Walking is best and shows you mean it,
but you could take a train and let yourself
be soothed by the rocking
on the rails. It’s permitted
to receive solace for whatever you did
or didn’t do, pitiful, beautiful
human. When my mother was in the hospital,
my daughter and I had to clear out the home
she wouldn’t return to. Then she recovered
and asked, incredulous,
How could you have thrown out all my shoes?
So you’ll need a boat. You could rent or buy,
but, for the sake of repairing the world,
build your own. Thin strips
of Western red cedar are perfect,
but don’t cut a tree. There’ll be
a demolished barn or downed trunk
if you venture further.
And someone will have a mill.
And someone will loan you tools.
The perfume of sawdust and the curls
that fall from your plane
will sweeten the hours. Each night
we dream thirty-six billion dreams.

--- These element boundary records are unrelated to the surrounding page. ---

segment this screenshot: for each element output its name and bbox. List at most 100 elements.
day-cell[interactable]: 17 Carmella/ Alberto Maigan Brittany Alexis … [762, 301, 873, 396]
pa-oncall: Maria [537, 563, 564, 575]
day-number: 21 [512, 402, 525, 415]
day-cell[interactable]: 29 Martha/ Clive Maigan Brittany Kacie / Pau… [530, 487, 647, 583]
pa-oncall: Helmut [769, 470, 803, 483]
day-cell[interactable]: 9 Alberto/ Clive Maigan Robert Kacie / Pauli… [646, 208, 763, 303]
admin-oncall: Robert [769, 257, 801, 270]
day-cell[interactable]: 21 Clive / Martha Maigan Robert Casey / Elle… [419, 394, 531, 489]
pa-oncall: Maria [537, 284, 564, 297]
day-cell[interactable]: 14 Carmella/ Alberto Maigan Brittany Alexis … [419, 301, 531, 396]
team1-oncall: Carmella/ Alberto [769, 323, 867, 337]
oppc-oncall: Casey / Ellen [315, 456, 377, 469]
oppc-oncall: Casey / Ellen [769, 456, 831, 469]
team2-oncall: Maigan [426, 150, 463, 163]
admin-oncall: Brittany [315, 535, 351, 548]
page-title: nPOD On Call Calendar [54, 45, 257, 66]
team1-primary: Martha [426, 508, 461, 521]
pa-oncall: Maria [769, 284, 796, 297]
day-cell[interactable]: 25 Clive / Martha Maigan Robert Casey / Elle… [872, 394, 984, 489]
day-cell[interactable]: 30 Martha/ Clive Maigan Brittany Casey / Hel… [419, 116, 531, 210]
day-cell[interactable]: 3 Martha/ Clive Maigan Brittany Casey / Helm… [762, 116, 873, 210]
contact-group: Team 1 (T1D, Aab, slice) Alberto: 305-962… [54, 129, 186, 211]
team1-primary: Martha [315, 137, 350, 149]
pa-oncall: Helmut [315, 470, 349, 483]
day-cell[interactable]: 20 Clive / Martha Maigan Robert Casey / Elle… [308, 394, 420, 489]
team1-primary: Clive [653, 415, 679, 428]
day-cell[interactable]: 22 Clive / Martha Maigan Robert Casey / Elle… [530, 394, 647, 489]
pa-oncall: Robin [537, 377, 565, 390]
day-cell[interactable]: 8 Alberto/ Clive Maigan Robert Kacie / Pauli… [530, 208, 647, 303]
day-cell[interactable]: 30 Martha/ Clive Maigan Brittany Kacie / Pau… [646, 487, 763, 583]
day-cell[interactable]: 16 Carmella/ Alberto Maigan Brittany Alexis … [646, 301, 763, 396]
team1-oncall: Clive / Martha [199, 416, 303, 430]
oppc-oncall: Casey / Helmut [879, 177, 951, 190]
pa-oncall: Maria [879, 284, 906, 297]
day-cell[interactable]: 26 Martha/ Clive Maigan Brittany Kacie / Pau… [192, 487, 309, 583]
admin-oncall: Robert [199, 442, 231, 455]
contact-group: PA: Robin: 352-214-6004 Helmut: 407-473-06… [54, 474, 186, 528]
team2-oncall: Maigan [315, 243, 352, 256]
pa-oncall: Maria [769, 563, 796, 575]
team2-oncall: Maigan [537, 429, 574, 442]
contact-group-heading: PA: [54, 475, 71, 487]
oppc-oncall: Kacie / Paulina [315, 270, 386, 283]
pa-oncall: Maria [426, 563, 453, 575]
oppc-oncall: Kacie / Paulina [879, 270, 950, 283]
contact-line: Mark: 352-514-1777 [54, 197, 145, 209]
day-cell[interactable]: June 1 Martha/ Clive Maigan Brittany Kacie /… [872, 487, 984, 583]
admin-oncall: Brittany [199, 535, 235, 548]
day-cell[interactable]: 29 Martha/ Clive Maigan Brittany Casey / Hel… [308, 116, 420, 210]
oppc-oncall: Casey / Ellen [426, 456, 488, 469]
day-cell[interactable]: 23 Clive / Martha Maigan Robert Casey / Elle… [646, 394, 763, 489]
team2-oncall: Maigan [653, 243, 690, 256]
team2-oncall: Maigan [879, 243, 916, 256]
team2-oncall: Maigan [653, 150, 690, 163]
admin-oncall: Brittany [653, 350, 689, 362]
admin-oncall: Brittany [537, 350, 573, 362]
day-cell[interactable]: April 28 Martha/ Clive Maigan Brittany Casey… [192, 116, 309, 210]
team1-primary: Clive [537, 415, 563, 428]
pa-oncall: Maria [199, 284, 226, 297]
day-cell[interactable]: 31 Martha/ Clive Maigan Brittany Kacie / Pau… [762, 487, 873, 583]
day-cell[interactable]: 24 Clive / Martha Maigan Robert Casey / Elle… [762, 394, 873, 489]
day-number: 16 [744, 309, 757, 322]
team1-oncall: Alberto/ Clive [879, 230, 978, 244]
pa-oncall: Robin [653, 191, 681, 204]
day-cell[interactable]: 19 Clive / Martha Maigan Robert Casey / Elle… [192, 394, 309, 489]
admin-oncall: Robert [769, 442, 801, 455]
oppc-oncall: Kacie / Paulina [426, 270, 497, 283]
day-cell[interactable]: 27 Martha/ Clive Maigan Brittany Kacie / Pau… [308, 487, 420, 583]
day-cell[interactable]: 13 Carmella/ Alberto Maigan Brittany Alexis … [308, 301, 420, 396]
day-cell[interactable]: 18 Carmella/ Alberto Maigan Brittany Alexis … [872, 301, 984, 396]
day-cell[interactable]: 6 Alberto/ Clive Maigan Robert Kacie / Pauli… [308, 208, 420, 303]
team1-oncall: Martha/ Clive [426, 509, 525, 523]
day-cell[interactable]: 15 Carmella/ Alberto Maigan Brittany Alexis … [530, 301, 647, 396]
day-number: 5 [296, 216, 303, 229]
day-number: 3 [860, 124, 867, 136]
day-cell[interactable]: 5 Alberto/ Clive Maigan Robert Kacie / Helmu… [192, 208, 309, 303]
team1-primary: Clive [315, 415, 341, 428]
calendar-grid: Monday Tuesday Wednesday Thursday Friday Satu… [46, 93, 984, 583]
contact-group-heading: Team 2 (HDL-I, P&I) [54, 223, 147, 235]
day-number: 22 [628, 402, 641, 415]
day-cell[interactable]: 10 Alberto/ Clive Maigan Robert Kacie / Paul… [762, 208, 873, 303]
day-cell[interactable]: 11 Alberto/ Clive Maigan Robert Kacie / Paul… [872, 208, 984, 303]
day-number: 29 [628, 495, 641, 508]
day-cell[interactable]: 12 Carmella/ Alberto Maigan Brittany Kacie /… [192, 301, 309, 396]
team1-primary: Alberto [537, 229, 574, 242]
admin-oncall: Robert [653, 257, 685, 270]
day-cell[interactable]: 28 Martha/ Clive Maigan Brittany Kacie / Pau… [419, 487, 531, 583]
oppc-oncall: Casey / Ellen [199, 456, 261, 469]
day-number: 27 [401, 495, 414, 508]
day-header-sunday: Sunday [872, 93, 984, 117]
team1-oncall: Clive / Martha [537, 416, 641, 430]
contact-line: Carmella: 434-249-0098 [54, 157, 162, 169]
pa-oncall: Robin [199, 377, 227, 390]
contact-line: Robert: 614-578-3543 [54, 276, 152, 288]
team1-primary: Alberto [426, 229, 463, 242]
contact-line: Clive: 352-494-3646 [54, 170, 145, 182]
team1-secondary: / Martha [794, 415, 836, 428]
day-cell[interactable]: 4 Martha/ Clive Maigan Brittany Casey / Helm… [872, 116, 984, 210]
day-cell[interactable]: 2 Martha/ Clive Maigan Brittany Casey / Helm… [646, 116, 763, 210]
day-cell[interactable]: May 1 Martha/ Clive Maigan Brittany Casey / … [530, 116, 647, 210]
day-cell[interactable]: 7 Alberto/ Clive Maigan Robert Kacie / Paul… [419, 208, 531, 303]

In one night
we could dream back everything lost.
So grill the pale flesh.
Unharness yourself from your weary stories.
Then carry the oily, succulent fish to the one you hurt.
There is much to fear as a creature
caught in time, but this
is safe. You need no defense. This
is just another way to know
you are alive.
– Ellen Bass
Arthur and his Sister
by Lisa Zimmerman
The girl who always wanted a brother
steers him now in the red canoe.
It edges from shore
and slips onto the sky
which the lake holds up
in its silver mirror.
The boy does not know
if he is a king but he feels royal
in the eyes of this sister.
And although she does not look like
a priestess in her baseball cap
she rows steadily, her long hair
a fountain of light down her back,
the boat skimming the wet scarf of sky.
This is not legend yet. There has been no battle,
no betrayal, no regret.
But it’s as if the girl is taking
the young king home to be mended,
the boat gently rocking,
oars dipping into the clouds, into the sun.